Zum Abschluss jedenfalls spielte der Organist ein Lied, das ich noch heute höre.

Es ist als Nürnbrechter Auferstehungslied bekannt, wahrscheinlich von dem damaligen Pfarrer Ernst Hermann Thümmel ins oberbergische Nümbrecht gebracht.

Seine erste Strophe lautet:

Auferstanden,
auferstanden ist der Herr,
und im ewgen Lichtgewande der Verklärung wandelt er
Und im ewgen Lichtgewande der Verklärung wandelt er.


Die folgenden Strophen waren für mich, seitdem ich sie recht schnell auswendig kannte - und sind es bis heute - immer so eindrücklich, weil sie so bildmächtig waren und sind:

 

Hocherhaben, 

über Sternen glänzt sein Thron, 

freundlich spendet er uns Gaben, ist der Seinen Schild und Lohn. 

Freundlich spendet er uns Gaben ist der Seinen Schild und Lohn!


Keiner bebe! 

Der Erhöhte ruft uns zu:

ich war tot und sieh ich lebe; leben, leben sollst auch du.

Ich war tot und sieh ich lebe; leben, leben sollst auch du.


O ihr Gräber, 

nein vor euch erbeb ich nicht,

weil des edlen Lebens Geber euch erhellt mit seinem Licht.

Weil des edlen Lebens Geber euch erhellt mit seinem Licht.



Ich weiß noch, dass ich an jenem Sonntag in kurzen Hosen auf dieser Empore saß, mit Kniestrümpfen und Sandalen an den Füßen.

Und dass ich nicht zum Mitsingen kam, weil ich die Töne der Orgel in mich aufsog.

Diese neue Orgel - ich meine, das alte Harmonium, immer von Pfarrer Gottwald selbst gespielt, konnte da nicht mehr mithalten: was sie für Töne hervorbrachte … ich war einfach hin und weg.

Die Pause zwischen der vierten und fünften, der abschließenden Strophe dauerte ein paar Sekunden länger, denn der Organist zog, was ich so sah, in möglichster Blitzesschnelle an verschiedenen Hebeln.

Dann kam es wie ein Brausen vom Himmel.
Eine Orgel kann wirklich brausen.

Die Töne durchfluteten jeden Stuhl und jeden Stein des neuen Kirchengebäudes und ja - heute würde ich denken, die Orgel war für diese Kirche etwas überdimensioniert: die Mauern bebten wirklich. Ich bekam fast ein wenig Angst.
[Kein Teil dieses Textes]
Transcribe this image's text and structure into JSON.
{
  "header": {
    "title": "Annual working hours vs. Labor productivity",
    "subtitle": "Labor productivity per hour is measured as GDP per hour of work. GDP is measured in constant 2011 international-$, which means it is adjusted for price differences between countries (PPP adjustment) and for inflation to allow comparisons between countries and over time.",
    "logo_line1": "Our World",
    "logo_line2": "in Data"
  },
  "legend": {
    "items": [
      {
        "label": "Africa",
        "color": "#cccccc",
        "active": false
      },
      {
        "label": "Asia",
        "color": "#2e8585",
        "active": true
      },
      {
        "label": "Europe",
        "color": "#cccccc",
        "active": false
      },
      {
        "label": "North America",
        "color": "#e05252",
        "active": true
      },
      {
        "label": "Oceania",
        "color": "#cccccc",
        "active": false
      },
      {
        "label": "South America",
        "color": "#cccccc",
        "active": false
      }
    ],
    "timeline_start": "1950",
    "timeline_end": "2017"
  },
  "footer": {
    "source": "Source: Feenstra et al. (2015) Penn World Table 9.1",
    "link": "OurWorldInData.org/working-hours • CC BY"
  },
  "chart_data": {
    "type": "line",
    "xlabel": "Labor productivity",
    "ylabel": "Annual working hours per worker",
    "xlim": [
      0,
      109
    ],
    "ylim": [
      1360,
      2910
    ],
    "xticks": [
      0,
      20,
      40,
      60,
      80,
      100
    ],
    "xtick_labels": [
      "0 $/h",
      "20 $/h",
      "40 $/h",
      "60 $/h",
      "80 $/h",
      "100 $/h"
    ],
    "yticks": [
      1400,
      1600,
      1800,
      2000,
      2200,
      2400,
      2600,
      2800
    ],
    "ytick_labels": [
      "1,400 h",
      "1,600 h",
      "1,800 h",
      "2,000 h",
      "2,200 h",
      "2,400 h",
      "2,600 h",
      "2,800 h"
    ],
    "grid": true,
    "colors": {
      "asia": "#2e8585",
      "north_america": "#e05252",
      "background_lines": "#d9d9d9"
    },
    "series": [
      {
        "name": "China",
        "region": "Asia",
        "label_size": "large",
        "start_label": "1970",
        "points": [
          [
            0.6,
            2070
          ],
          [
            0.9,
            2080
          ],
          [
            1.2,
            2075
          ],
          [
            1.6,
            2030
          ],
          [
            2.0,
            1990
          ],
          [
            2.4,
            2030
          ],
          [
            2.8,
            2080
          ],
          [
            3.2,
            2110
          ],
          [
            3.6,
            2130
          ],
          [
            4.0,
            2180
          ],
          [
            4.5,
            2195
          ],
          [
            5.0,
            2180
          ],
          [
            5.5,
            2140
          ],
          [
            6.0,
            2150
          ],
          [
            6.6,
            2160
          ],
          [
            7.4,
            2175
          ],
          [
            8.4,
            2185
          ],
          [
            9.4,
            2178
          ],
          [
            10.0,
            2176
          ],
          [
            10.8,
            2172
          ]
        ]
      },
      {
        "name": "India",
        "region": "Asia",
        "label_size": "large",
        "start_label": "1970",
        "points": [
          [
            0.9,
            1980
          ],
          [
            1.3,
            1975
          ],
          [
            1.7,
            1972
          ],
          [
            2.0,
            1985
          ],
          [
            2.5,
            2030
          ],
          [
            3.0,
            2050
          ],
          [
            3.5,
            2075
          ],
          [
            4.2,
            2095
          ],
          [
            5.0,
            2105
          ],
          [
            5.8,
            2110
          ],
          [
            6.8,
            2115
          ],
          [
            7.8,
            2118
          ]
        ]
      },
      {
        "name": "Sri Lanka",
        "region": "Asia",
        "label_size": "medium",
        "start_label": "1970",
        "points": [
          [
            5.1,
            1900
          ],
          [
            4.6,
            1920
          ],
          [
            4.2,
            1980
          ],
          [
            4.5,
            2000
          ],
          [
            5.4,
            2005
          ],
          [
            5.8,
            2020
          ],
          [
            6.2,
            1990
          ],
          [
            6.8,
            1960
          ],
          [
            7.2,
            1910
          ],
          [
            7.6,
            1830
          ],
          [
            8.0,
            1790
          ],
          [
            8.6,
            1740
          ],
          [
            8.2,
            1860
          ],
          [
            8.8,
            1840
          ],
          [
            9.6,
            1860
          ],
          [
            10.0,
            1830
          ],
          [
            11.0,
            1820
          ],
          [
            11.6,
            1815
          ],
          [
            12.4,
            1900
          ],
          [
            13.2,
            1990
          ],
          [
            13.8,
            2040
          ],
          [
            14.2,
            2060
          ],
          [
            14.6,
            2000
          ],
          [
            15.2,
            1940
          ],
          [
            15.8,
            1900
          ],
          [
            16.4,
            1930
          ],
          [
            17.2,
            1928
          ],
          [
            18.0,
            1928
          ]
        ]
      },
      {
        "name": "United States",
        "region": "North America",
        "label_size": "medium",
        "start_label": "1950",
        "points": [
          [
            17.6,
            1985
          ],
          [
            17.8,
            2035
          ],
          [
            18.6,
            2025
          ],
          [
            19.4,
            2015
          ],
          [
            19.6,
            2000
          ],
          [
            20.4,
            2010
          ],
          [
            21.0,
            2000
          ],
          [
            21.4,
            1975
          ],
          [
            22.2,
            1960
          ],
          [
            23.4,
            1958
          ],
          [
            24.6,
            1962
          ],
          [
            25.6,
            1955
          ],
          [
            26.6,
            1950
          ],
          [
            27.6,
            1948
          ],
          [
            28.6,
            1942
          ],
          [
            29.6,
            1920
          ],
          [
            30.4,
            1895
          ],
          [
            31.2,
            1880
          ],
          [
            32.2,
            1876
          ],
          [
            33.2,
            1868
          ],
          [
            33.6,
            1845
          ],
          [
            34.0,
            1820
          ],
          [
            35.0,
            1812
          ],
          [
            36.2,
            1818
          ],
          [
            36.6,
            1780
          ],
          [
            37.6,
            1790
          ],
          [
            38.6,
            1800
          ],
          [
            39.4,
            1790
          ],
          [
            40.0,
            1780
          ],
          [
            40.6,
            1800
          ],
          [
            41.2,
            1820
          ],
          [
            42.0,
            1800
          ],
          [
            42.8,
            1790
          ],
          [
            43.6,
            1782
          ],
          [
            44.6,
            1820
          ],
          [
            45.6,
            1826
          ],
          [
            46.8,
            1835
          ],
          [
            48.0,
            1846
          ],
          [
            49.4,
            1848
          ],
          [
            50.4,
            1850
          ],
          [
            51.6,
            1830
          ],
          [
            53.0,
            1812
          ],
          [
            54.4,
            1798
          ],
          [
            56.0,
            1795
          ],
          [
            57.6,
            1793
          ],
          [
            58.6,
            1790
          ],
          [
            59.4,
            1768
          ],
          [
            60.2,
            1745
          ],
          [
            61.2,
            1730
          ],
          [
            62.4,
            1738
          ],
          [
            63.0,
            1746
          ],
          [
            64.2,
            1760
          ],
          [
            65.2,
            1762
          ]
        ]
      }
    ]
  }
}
Ich vergesse dieses Brausen, dieses Fluten der Töne und dieses Beben nie und auch deshalb tönt noch heute diese letzte Strophe immer wieder in mir:


Auferstehen,

auferstehen werd auch ich 

und den Auferstandnen sehen, wenn er kommt und wecket mich.

Und den Auferstandnen sehen, wenn er kommt und wecket mich.